The educator and civil rights activist is known as the “Grandmother of Juneteenth” for her efforts to make Juneteenth a federal holiday. Decades after a mob of 500 white supremacists set fire to Lee’s childhood home as the 12-year-old Lee and her family fled, she was at the White House in 2021 as Biden signed into law legislation establishing the Juneteenth holiday. “We’re a better nation because of you,” Biden told Lee on Friday.

Ellen Ochoa

The onetime director of NASA’s Johnson Space Center also was the first Hispanic woman to fly to space. Biden said Ochoa, the granddaughter of Mexican immigrants, proved “what it means for every generation to dream.”

Nancy Pelosi

The congresswoman from California led House Democrats for two decades and became the first woman elected House Speaker, a position she stepped away from in 2023. Pelosi continues to serve in Congress, where she’s represented a San Francisco-area district for more than 30 years.
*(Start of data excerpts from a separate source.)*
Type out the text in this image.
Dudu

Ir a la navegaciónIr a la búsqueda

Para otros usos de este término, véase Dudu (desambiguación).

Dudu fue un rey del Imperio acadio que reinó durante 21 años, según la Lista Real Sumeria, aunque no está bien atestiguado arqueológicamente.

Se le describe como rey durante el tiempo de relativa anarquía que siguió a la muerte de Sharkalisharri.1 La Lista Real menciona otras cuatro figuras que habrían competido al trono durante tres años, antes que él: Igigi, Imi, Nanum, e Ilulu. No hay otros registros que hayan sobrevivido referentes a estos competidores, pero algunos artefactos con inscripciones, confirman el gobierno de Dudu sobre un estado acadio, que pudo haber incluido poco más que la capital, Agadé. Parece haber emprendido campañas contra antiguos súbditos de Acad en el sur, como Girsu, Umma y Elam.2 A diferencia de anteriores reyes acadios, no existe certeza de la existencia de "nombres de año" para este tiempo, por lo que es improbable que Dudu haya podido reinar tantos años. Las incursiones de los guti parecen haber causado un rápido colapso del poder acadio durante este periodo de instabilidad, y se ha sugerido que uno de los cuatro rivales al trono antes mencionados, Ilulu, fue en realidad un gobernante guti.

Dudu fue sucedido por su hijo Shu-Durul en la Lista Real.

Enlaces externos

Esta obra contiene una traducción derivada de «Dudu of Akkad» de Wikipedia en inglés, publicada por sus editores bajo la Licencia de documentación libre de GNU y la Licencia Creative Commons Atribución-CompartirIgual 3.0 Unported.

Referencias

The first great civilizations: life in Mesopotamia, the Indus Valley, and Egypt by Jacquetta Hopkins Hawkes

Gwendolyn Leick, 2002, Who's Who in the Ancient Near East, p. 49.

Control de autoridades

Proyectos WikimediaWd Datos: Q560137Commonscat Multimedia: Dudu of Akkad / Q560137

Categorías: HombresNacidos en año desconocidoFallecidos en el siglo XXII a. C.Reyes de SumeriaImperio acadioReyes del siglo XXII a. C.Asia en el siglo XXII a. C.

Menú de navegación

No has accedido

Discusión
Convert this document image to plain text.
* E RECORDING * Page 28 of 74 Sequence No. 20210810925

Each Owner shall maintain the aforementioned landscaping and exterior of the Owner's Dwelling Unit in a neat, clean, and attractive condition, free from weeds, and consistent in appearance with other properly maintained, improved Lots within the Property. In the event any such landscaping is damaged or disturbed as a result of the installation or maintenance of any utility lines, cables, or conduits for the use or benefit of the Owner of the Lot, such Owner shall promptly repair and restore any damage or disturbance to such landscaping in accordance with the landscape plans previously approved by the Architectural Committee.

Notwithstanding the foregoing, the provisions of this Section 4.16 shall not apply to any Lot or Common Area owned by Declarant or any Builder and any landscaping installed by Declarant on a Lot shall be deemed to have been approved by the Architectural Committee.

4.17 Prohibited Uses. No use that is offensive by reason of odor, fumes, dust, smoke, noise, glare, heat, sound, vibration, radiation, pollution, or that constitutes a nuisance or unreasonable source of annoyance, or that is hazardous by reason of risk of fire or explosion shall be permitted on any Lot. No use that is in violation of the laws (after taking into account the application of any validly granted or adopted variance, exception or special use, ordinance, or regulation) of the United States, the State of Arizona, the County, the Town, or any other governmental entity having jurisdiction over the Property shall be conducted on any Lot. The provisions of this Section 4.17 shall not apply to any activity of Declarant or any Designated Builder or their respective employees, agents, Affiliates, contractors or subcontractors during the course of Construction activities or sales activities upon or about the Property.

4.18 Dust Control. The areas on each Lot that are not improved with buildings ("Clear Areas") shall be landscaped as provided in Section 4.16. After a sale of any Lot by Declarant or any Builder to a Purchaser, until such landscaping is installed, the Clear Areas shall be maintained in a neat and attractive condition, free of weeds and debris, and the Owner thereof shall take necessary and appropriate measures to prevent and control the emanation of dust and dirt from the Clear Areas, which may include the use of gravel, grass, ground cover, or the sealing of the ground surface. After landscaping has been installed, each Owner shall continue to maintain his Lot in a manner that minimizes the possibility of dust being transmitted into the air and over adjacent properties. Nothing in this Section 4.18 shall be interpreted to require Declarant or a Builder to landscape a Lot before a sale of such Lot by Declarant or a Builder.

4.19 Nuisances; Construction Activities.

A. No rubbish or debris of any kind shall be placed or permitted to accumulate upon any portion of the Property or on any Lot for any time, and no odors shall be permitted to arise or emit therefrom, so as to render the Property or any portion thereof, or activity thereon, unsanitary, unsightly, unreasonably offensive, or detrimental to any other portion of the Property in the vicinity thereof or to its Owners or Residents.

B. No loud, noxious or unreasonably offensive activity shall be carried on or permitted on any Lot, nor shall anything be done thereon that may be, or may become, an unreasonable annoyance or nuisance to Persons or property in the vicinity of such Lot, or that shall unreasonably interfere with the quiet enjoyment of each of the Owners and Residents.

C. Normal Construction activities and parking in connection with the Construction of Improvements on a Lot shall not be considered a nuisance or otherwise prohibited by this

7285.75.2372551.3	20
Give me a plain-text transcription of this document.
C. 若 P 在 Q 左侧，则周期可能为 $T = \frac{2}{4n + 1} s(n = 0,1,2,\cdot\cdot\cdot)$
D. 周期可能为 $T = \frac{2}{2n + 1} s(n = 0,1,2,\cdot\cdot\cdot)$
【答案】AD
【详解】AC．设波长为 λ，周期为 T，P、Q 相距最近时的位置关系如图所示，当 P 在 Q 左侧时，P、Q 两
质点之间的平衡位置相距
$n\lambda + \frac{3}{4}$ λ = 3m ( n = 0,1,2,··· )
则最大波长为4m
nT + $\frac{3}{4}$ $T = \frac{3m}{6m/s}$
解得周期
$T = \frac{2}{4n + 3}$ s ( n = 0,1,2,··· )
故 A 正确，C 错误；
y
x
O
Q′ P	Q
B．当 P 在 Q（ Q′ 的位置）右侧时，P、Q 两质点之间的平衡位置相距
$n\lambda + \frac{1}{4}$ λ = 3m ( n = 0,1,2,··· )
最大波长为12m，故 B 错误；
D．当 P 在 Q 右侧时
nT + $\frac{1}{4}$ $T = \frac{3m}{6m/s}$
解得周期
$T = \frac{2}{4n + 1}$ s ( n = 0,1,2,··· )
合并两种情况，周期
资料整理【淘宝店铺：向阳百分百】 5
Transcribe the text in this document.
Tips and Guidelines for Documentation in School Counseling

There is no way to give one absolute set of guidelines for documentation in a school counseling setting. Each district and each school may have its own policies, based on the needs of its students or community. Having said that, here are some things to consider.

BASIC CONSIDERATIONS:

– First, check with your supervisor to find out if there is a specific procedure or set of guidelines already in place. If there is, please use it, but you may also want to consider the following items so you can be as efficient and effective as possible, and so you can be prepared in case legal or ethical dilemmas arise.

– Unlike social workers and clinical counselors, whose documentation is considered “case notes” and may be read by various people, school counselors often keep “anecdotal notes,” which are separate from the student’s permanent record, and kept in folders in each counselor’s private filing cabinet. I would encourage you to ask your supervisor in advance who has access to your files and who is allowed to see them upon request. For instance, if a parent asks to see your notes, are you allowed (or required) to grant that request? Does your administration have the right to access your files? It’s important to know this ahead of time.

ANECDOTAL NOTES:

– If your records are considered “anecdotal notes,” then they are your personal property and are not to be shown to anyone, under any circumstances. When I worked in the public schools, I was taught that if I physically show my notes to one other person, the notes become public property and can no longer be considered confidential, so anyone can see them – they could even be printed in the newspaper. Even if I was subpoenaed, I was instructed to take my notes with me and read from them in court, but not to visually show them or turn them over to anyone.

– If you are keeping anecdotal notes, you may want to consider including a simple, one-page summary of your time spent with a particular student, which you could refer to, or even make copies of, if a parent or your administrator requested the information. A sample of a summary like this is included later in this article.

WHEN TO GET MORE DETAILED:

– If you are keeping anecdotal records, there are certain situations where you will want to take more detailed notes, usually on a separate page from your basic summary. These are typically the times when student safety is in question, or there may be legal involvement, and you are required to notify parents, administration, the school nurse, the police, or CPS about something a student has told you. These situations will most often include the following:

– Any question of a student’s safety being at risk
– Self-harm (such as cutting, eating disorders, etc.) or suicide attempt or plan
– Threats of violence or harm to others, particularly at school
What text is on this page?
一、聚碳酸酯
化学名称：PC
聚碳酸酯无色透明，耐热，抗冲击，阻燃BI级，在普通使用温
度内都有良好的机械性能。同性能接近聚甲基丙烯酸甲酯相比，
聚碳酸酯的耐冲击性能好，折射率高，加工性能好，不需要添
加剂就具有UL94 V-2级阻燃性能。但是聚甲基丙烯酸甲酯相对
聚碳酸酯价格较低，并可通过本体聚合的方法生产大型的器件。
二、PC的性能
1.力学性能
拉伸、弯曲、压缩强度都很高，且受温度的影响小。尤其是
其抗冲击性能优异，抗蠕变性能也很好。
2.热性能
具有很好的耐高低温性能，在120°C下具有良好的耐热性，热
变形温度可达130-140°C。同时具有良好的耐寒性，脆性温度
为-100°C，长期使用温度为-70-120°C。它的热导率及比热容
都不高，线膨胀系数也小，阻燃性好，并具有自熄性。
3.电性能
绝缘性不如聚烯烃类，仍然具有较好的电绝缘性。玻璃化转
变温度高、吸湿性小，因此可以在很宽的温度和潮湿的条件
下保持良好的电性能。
Biden said that, on Jan. 6, 2021, the day of the deadly attack on the U.S. Capitol, Pelosi – who was then House speaker – “stood up for extremism with absolute courage.” “History will remember you, Nancy, as the greatest speaker of the House of Representatives,” Biden said to wide applause.

Jane Rigby

The NASA astrophysicist became a senior project scientist in 2023 of one of the world’s most powerful telescopes. She also grew up in Delaware, Biden’s home state. In his remarks Friday, Biden said the result of Rigby’s work is “breathtaking.”

Teresa Romero

The president of the United Farm Workers was the first Latina woman to lead a national union in the United States. Romero, Biden said, has “made life better for thousands of farmworkers who put food on our tables.”

Judy Shepard

She cofounded an organization to reduce hate crimes after her son, Matthew, was killed in a violent anti-gay attack in Laramie, Wyoming, in 1998. The foundation she began was instrumental in the 2009 passage of the Matthew Shepard and James Byrd Jr. Hate Crimes Prevention Act, which broadened the definition of a hate crime. Shephard’s advocacy, Biden said on Friday, is “a reminder that we must give hate no safe harbor, and we can turn it into purpose.”

Jim Thorpe

The first Native American to win an Olympic gold medal later became a hall-of-fame football and baseball player. He died in 1953. In his remarks, Biden said Thorpe “showcased unparalleled athleticism” and transcended racial barriers.

Michelle Yeoh

After a decadeslong Hollywood career, Yeoh last year became the first Asian artist to win best actress at the Academy Awards for her role in the offbeat action comedy “Everything Everywhere All at Once.” Biden said Yeoh “has shattered stereotypes and glass ceilings to enrich (and) enhance American culture.”